Now Use your variable explorer to quickly check if the file loaded properly. You can also use the pandas functions head, describe, and info to get some quick information about your dataframe.

TipQuestion 5

How many columns (Variables) of data are loaded, how many rows (Observations). Do any of the rows contain missing values (nodata or Null)?

TipQuestion 6

What is the datatype of the column ‘YYYYMMDD’

Solution

Q5: 41 columns, 45178 rows. many rows contain half or more nodata entries

Q6: Int64

you can see that we have loaded lots of data that we do not actually need, and not all collumns names are completely clear at a glance. While the dataset has a tidy structure, we can make our life easier by selecting the colums we actually need and make sure the data is in the datatype and units that we need.

TipQuestion 7

Copy and complete the code below to make a a dataframe with date, daily mean temperature, potential evapotranspiration, and precipitation. for the dates we want to ure the a datetime type, the other columns are numerical (float64). Apply correction factors to convert the units to mm (for precipiation and evapotranspiration) and degrees Celsius (for temperature). (Bonus: why would the KNMI provide their data in the units they have chosen (0.1 mm) rather than in more common, or proper SI units)

data = pd.DataFrame({
     "date" : pd.to_datetime(rawdata['YYYYMMDD'], format='%Y%m%d'),
     "mean_daytemp_degC" : rawdata['TG'] * 0.1,
     "potential_evaporation_mm" :    ,
     
     } )
# sete the date field as index so we can use functions like .resample() that work on the index
data = data.set_index(data['date'], )

Note that very low values of precipitation are denoted with -1, we want to set those to 0 so these values do not interfere when summarizing or plotting the data.
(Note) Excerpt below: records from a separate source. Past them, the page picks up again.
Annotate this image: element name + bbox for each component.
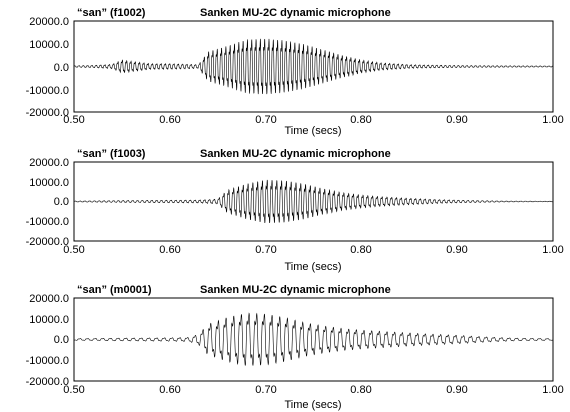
y-tick-label: 0.0 — [54, 196, 69, 208]
y-tick-label: -10000.0 — [26, 355, 69, 367]
y-tick-label: 0.0 — [54, 334, 69, 346]
x-tick-label: 0.80 — [350, 384, 371, 396]
x-tick-label: 0.70 — [255, 384, 276, 396]
y-tick-label: 0.0 — [54, 62, 69, 74]
panel-title-speaker: “san” (f1003) — [77, 148, 146, 160]
x-tick-label: 0.80 — [350, 114, 371, 126]
y-tick-label: 10000.0 — [29, 314, 69, 326]
x-tick-label: 0.50 — [63, 114, 84, 126]
y-tick-label: 20000.0 — [29, 157, 69, 169]
waveform-plot — [73, 312, 554, 366]
panel-title-microphone: Sanken MU-2C dynamic microphone — [200, 284, 391, 296]
waveform-line — [73, 312, 554, 366]
y-tick-label: -10000.0 — [26, 216, 69, 228]
y-tick-label: 10000.0 — [29, 177, 69, 189]
x-axis-label: Time (secs) — [284, 399, 341, 411]
x-tick-label: 1.00 — [542, 244, 563, 256]
x-axis: 0.50 0.60 0.70 0.80 0.90 1.00 — [63, 244, 563, 256]
x-tick-label: 1.00 — [542, 114, 563, 126]
x-tick-label: 1.00 — [542, 384, 563, 396]
panel-f1002: “san” (f1002) Sanken MU-2C dynamic micro… — [26, 7, 564, 137]
y-axis: 20000.0 10000.0 0.0 -10000.0 -20000.0 — [26, 16, 69, 119]
y-tick-label: -20000.0 — [26, 107, 69, 119]
y-tick-label: 20000.0 — [29, 16, 69, 28]
panel-title-microphone: Sanken MU-2C dynamic microphone — [200, 7, 391, 19]
plot-frame — [73, 297, 554, 382]
plot-frame — [73, 20, 554, 113]
x-axis: 0.50 0.60 0.70 0.80 0.90 1.00 — [63, 384, 563, 396]
x-axis-label: Time (secs) — [284, 125, 341, 137]
y-tick-label: -20000.0 — [26, 376, 69, 388]
y-axis: 20000.0 10000.0 0.0 -10000.0 -20000.0 — [26, 293, 69, 388]
x-axis: 0.50 0.60 0.70 0.80 0.90 1.00 — [63, 114, 563, 126]
x-tick-label: 0.90 — [446, 384, 467, 396]
x-tick-label: 0.50 — [63, 244, 84, 256]
x-tick-label: 0.70 — [255, 244, 276, 256]
panel-title-speaker: “san” (f1002) — [77, 7, 146, 19]
waveform-plot — [73, 38, 554, 95]
panel-m0001: “san” (m0001) Sanken MU-2C dynamic micro… — [26, 284, 564, 411]
x-axis-label: Time (secs) — [284, 261, 341, 273]
y-tick-label: -10000.0 — [26, 85, 69, 97]
y-tick-label: 10000.0 — [29, 39, 69, 51]
x-tick-label: 0.90 — [446, 114, 467, 126]
x-tick-label: 0.70 — [255, 114, 276, 126]
x-tick-label: 0.80 — [350, 244, 371, 256]
x-tick-label: 0.60 — [159, 384, 180, 396]
panel-f1003: “san” (f1003) Sanken MU-2C dynamic micro… — [26, 148, 564, 273]
y-tick-label: -20000.0 — [26, 236, 69, 248]
y-tick-label: 20000.0 — [29, 293, 69, 305]
waveform-line — [73, 179, 554, 224]
waveform-plot — [73, 179, 554, 224]
x-tick-label: 0.90 — [446, 244, 467, 256]
x-tick-label: 0.60 — [159, 114, 180, 126]
waveform-line — [73, 38, 554, 95]
panel-title-microphone: Sanken MU-2C dynamic microphone — [200, 148, 391, 160]
y-axis: 20000.0 10000.0 0.0 -10000.0 -20000.0 — [26, 157, 69, 248]
x-tick-label: 0.50 — [63, 384, 84, 396]
x-tick-label: 0.60 — [159, 244, 180, 256]
panel-title-speaker: “san” (m0001) — [77, 284, 152, 296]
# fix negative values in precip (-1 is used to indicate values < 0.5 instead of 0 in original dataset)

data.loc[data["precipitation_mm"] < 0.0, "precipitation_mm"] = 0.0

the earlier parts of the dataframe have lots of missing fields as we saw before. we therefore limit the datasets to the years between 1957 and 2023 to have full years of available data. with the dt.year function we can directly acceess the year information in our datetime information, and select only observations with value in our chosen range with .between

# the earlier parts of the dataframe have lots of missing fields, lets limit our dataset to 1957-2023
data = data.loc[data['date'].dt.year.between(1957,2023)]
TipQuestion 8
How many columns and observations does our data subset have? what are the mean and maximum values for both precipitation and temperature.
Hint again use the pd.info() and pd.describe() functions